Thalia intentó protestar, pero Apolo no estaba dispuesto a aceptar un «no» por respuesta. El dios pulsó un botón del salpicadero y en lo alto del parabrisas apareció un rótulo. Tuve que leerlo invertido, cosa que, para un disléxico, tampoco es mucho más complicada que leer al derecho.

Ponía: «Atención: Conductor en prácticas.»

—¡Adelante! —le dijo Apolo—. ¡Seguro que eres una conductora nata!

━━━━━━━━♪♡♪━━━━━━━━

Voy a reconocerlo. Estaba celosa.

Yo quería conducir.

Y también quería que Apolo dejara de tratarme con tanto desprecio. O al menos que dejara de coquetear con Thalia.

«¡Por todos los dioses, que es su hermana!» pensé irritada mientras me paraba a un costado detrás del asiento del conductor con los brazos cruzados.

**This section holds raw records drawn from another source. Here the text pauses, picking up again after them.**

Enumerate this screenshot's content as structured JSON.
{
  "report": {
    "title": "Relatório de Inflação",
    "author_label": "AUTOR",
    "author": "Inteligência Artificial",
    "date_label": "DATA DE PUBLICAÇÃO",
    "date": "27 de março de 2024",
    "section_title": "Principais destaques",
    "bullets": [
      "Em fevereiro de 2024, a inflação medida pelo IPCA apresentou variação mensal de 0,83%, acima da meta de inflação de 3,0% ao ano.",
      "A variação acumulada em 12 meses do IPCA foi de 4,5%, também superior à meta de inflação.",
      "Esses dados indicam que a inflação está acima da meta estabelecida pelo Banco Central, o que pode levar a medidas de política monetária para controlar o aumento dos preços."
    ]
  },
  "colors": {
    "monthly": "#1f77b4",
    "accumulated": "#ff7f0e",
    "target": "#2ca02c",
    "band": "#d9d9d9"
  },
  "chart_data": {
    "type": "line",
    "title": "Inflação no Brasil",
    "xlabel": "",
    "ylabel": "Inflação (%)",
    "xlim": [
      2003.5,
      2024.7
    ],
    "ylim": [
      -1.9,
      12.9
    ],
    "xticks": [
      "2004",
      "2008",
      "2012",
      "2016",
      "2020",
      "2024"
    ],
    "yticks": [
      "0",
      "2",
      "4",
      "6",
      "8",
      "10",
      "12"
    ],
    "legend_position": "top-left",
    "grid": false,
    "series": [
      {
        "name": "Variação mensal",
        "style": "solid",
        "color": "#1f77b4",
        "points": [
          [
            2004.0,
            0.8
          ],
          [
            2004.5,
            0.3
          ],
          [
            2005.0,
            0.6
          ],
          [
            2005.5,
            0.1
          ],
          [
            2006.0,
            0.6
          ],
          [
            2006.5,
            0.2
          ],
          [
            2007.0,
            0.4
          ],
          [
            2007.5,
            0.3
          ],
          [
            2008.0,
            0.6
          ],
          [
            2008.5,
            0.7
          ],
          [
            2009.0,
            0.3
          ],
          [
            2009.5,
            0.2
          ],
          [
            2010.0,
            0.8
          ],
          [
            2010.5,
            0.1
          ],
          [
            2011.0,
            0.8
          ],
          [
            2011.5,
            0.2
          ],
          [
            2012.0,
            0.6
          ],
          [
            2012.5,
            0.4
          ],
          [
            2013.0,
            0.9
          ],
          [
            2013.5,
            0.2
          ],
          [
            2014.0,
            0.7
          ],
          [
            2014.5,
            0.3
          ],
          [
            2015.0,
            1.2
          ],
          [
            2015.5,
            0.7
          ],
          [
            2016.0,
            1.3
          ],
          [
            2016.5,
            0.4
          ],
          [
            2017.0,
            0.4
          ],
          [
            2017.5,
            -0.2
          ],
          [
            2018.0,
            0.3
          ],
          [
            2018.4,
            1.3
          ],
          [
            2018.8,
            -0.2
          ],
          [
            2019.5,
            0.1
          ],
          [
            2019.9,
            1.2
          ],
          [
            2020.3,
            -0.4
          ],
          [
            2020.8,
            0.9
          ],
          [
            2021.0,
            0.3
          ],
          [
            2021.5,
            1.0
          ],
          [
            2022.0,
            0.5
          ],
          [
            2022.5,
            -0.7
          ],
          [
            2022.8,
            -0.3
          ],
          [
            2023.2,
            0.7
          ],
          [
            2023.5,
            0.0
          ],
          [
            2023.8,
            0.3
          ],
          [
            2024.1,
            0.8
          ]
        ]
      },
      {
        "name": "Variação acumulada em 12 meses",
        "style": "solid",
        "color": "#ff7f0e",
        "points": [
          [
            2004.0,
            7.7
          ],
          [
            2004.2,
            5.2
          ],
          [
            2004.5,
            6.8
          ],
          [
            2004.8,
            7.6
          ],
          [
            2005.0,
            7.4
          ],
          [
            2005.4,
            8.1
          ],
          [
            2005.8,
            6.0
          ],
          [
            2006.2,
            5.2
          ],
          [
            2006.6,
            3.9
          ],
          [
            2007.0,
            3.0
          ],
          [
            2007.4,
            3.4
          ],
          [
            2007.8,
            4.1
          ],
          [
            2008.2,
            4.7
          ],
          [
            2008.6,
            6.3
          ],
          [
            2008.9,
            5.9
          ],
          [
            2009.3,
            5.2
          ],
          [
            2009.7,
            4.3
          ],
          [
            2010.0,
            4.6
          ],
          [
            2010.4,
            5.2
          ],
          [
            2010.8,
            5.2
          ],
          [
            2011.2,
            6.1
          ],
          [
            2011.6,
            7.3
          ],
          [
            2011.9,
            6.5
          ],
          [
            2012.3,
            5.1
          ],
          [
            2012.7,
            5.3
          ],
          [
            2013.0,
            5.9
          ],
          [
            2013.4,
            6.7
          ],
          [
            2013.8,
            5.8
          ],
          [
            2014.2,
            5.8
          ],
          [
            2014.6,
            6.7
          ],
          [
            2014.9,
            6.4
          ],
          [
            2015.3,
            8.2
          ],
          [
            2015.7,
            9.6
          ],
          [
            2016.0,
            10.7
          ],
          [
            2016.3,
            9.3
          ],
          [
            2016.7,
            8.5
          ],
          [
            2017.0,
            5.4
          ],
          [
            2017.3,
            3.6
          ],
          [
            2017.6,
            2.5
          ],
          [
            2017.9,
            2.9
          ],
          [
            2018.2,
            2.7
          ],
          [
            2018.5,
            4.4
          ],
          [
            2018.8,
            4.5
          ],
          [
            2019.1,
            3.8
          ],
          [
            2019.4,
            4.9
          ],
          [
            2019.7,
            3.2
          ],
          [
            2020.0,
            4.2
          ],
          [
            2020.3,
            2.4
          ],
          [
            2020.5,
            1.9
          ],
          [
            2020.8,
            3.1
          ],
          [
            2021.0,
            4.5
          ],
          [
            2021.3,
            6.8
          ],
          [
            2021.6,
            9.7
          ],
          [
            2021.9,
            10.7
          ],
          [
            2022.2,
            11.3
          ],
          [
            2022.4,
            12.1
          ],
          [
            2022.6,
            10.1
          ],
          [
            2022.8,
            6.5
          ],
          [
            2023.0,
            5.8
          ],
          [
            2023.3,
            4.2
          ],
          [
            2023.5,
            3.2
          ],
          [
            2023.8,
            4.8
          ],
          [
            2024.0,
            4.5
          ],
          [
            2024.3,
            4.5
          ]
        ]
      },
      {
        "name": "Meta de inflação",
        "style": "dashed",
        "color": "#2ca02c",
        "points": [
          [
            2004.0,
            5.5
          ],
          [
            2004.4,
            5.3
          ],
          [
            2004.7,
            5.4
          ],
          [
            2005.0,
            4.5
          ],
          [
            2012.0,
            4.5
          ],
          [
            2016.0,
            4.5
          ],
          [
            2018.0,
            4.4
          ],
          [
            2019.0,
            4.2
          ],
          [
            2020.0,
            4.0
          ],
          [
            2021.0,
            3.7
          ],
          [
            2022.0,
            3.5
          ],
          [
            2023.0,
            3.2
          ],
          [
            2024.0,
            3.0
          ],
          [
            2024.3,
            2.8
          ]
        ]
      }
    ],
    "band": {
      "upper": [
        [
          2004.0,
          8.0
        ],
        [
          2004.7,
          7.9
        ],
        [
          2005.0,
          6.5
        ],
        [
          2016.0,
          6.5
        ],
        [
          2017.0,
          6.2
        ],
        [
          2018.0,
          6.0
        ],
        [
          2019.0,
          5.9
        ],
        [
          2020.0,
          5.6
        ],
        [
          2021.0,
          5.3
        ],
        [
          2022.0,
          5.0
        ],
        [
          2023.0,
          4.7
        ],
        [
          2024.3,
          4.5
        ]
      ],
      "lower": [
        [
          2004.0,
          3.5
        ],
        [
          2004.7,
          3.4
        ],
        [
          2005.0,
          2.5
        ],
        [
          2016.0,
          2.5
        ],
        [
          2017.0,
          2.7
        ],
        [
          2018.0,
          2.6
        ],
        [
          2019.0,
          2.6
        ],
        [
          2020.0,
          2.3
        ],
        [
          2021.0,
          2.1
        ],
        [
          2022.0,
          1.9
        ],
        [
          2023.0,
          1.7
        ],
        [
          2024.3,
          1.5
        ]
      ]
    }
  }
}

Las ganas que me estaba conteniendo de pegarle con mi bolso para que dejara de molestarla, la pobre Thalia ya estaba bastante nerviosa con que la pusiera al volante como para también tener que soportar sus tonterías.

—La velocidad y el calor van a la par —le explicó Apolo—. Osea, empieza despacio y asegúrate de que has alcanzado una buena altitud antes de pisar a fondo.

Thalia agarraba el volante con tanta fuerza que los nudillos se le habían puesto blancos. Daba la impresión de que se iba a marear de un momento a otro.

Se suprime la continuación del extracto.